Ni l'Égypte ni la Jordanie n'ont fait de déclaration officielle après le décès de Shimon Peres. Les titres de presse témoignaient jeudi d'une image assez négative laissée par l'ex-président israélien dans l'opinion des pays arabes de la région.
Au milieu du concert de louanges internationales sur le Prix Nobel de la paix, Shimon Peres, décédé mercredi 28 septembre, plusieurs capitales arabes sont restées mutiques. Aucune déclaration officielle n'a ainsi été publiée ni en Égypte ni en Jordanie, deux pays qui ont pourtant signé un accord de paix avec Israël.
Ces silences remarqués reflètent un sentiment dominant dans ces pays où l'ancien président israélien représente plutôt "un criminel de guerre" qu'un homme de paix.
Malgré les accords de Camp David en 1979 (Égypte-Israël) et ceux de Wadi Araba en 1994 (Jordanie-Israël), les opinions publiques égyptiennes et jordaniennes sont restées majoritairement hostiles à Israël.
Les stigmates du bombardement de Cana
En Égypte, où le 6 octobre – date de la guerre du Kippour en 1973 –, est un jour férié, les décennies de guerre avec Israël restent un souvenir douloureux. À titre d'exemple, en mars 2016, le parlement égyptien a exclu un député, Tewfik Okasha, qui avait reçu à son domicile l'ambassadeur israélien pour un dîner.
En Jordanie, où plus de la moitié de la population est d'origine palestinienne, l'antagonisme avec Israël demeure également très vif.
Parmi les principaux griefs soulevés contre Shimon Peres, figure le bombardement, alors qu'il était Premier ministre, d'un camp de l'ONU près du village libanais de Cana en 1996, durant lequel 106 civils libanais avaient été tués. Au Liban, le ministre de la Santé, Waël Abou Faour, n'a pas pris de gants dans un communiqué jeudi après le décès du Prix Nobel de la Paix : "Mille damnations sur son âme, bien qu'il soit en enfer.
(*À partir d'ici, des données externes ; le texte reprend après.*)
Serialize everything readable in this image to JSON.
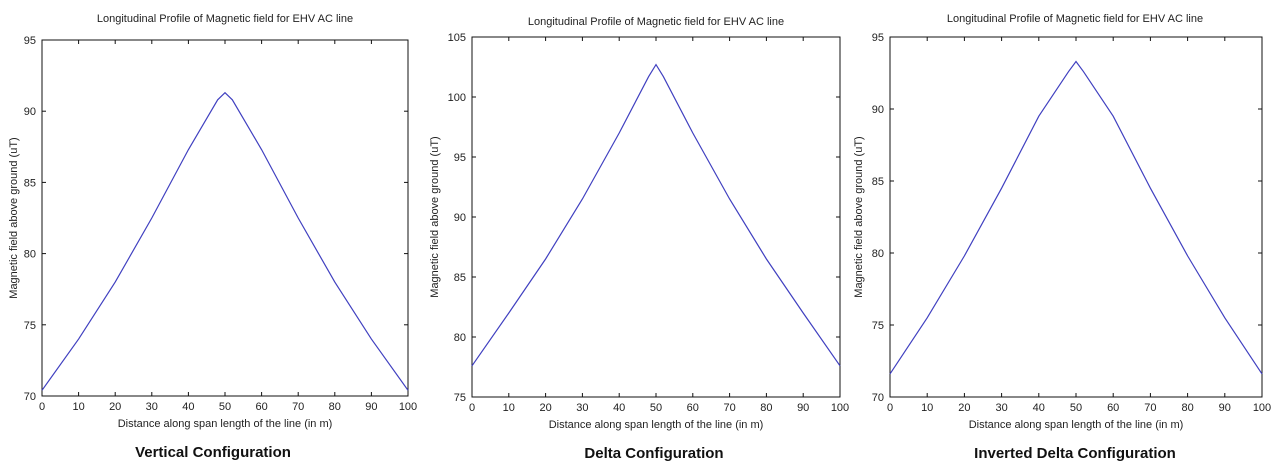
{
  "chart_data": [
    {
      "type": "line",
      "title": "Longitudinal Profile of Magnetic field for EHV AC line",
      "xlabel": "Distance along span length of the line (in m)",
      "ylabel": "Magnetic field above ground (uT)",
      "caption": "Vertical Configuration",
      "xlim": [
        0,
        100
      ],
      "ylim": [
        70,
        95
      ],
      "xticks": [
        "0",
        "10",
        "20",
        "30",
        "40",
        "50",
        "60",
        "70",
        "80",
        "90",
        "100"
      ],
      "yticks": [
        "70",
        "75",
        "80",
        "85",
        "90",
        "95"
      ],
      "grid": false,
      "series": [
        {
          "color": "#4040c0",
          "x": [
            0,
            10,
            20,
            30,
            40,
            48,
            50,
            52,
            60,
            70,
            80,
            90,
            100
          ],
          "y": [
            70.4,
            74.0,
            78.0,
            82.5,
            87.3,
            90.8,
            91.3,
            90.8,
            87.3,
            82.5,
            78.0,
            74.0,
            70.4
          ]
        }
      ]
    },
    {
      "type": "line",
      "title": "Longitudinal Profile of Magnetic field for EHV AC line",
      "xlabel": "Distance along span length of the line (in m)",
      "ylabel": "Magnetic field above ground (uT)",
      "caption": "Delta Configuration",
      "xlim": [
        0,
        100
      ],
      "ylim": [
        75,
        105
      ],
      "xticks": [
        "0",
        "10",
        "20",
        "30",
        "40",
        "50",
        "60",
        "70",
        "80",
        "90",
        "100"
      ],
      "yticks": [
        "75",
        "80",
        "85",
        "90",
        "95",
        "100",
        "105"
      ],
      "grid": false,
      "series": [
        {
          "color": "#4040c0",
          "x": [
            0,
            10,
            20,
            30,
            40,
            48,
            50,
            52,
            60,
            70,
            80,
            90,
            100
          ],
          "y": [
            77.6,
            82.0,
            86.5,
            91.5,
            97.0,
            101.7,
            102.7,
            101.7,
            97.0,
            91.5,
            86.5,
            82.0,
            77.6
          ]
        }
      ]
    },
    {
      "type": "line",
      "title": "Longitudinal Profile of Magnetic field for EHV AC line",
      "xlabel": "Distance along span length of the line (in m)",
      "ylabel": "Magnetic field above ground (uT)",
      "caption": "Inverted Delta Configuration",
      "xlim": [
        0,
        100
      ],
      "ylim": [
        70,
        95
      ],
      "xticks": [
        "0",
        "10",
        "20",
        "30",
        "40",
        "50",
        "60",
        "70",
        "80",
        "90",
        "100"
      ],
      "yticks": [
        "70",
        "75",
        "80",
        "85",
        "90",
        "95"
      ],
      "grid": false,
      "series": [
        {
          "color": "#4040c0",
          "x": [
            0,
            10,
            20,
            30,
            40,
            48,
            50,
            52,
            60,
            70,
            80,
            90,
            100
          ],
          "y": [
            71.6,
            75.5,
            79.8,
            84.5,
            89.5,
            92.6,
            93.3,
            92.6,
            89.5,
            84.5,
            79.8,
            75.5,
            71.6
          ]
        }
      ]
    }
  ]
}
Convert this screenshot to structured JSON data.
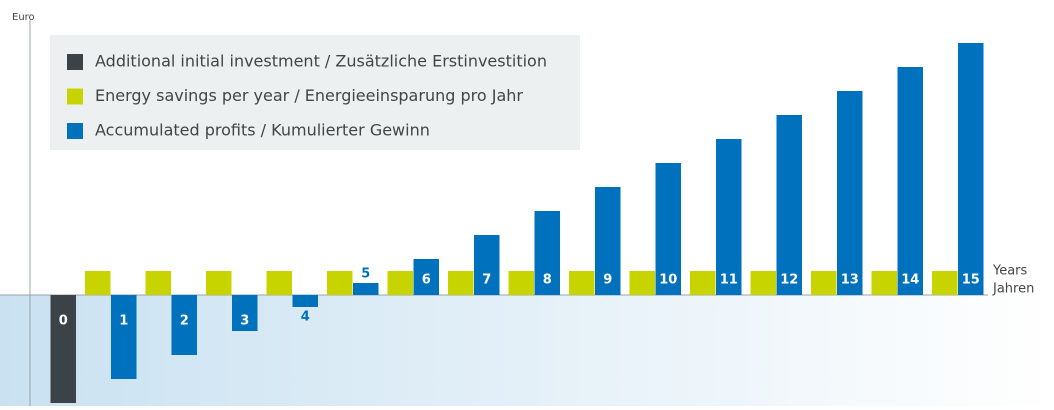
{
  "chart_data": {
    "type": "bar",
    "y_label": "Euro",
    "x_label": [
      "Years",
      "Jahren"
    ],
    "categories": [
      "0",
      "1",
      "2",
      "3",
      "4",
      "5",
      "6",
      "7",
      "8",
      "9",
      "10",
      "11",
      "12",
      "13",
      "14",
      "15"
    ],
    "series": [
      {
        "name": "Additional initial investment / Zusätzliche Erstinvestition",
        "color": "#3b4248",
        "values": [
          -108,
          null,
          null,
          null,
          null,
          null,
          null,
          null,
          null,
          null,
          null,
          null,
          null,
          null,
          null,
          null
        ]
      },
      {
        "name": "Energy savings per year / Energieeinsparung pro Jahr",
        "color": "#c8d400",
        "values": [
          null,
          24,
          24,
          24,
          24,
          24,
          24,
          24,
          24,
          24,
          24,
          24,
          24,
          24,
          24,
          24
        ]
      },
      {
        "name": "Accumulated profits / Kumulierter Gewinn",
        "color": "#0071bd",
        "values": [
          null,
          -84,
          -60,
          -36,
          -12,
          12,
          36,
          60,
          84,
          108,
          132,
          156,
          180,
          204,
          228,
          252
        ]
      }
    ],
    "ylim": [
      -111,
      285
    ],
    "legend": "upper left"
  }
}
J'avais souhaité pour lui une mort qui corresponde à ses crimes contre les Arabes et les Palestiniens", a-t-il déclaré.
Mahmoud Abbas aux funérailles
Cette réaction tranche avec celle de Mahmoud Abbas, le président de l'Autorité palestinienne, qui a salué dès mercredi Shimon Peres comme un "partenaire courageux pour la paix". Il a d'ailleurs assisté à ses funérailles à Jérusalem vendredi.
Parmi les rares responsables s'étant exprimés positivement, figure aussi le ministre des Affaires étrangères du Bahrein, cheikh Khaled ben Ahmed Al-Khalifa, qui a écrit sur Twitter : "Repose en paix président Shimon Peres, homme de guerre et homme d'une paix encore insaisissable au Moyen-Orient".
La presse arabe, très critique
Les titres de la presse arabe témoignaient également jeudi de l'image négative laissée par Shimon Peres. "Peres, l'ingénieur du massacre de Cana meurt", titrait en une Al Ahram, le journal égyptien d'État.
En Jordanie, le journal Al-Rai s'élèvait contre le "discours hypocrite de l'Occident colonisateur" qui présente Peres comme un homme de paix, en faisant "mine d'oublier [ses] crimes".
Le journal libanais Al-Akhbar titrait son article sur Shimon Peres "Le parrain des colonies et un meurtrier... qui le regrette ?". Il rappelait que Shimon Peres avait parfois été surnommé le "Boucher de Cana", sans mentionner toutefois ses liens avec les figures arabes modérées.
Sur les réseaux sociaux, la disparition de l’homme d’État israélien suscitait également une avalanche de vifs débats et de commentaires acrimonieux.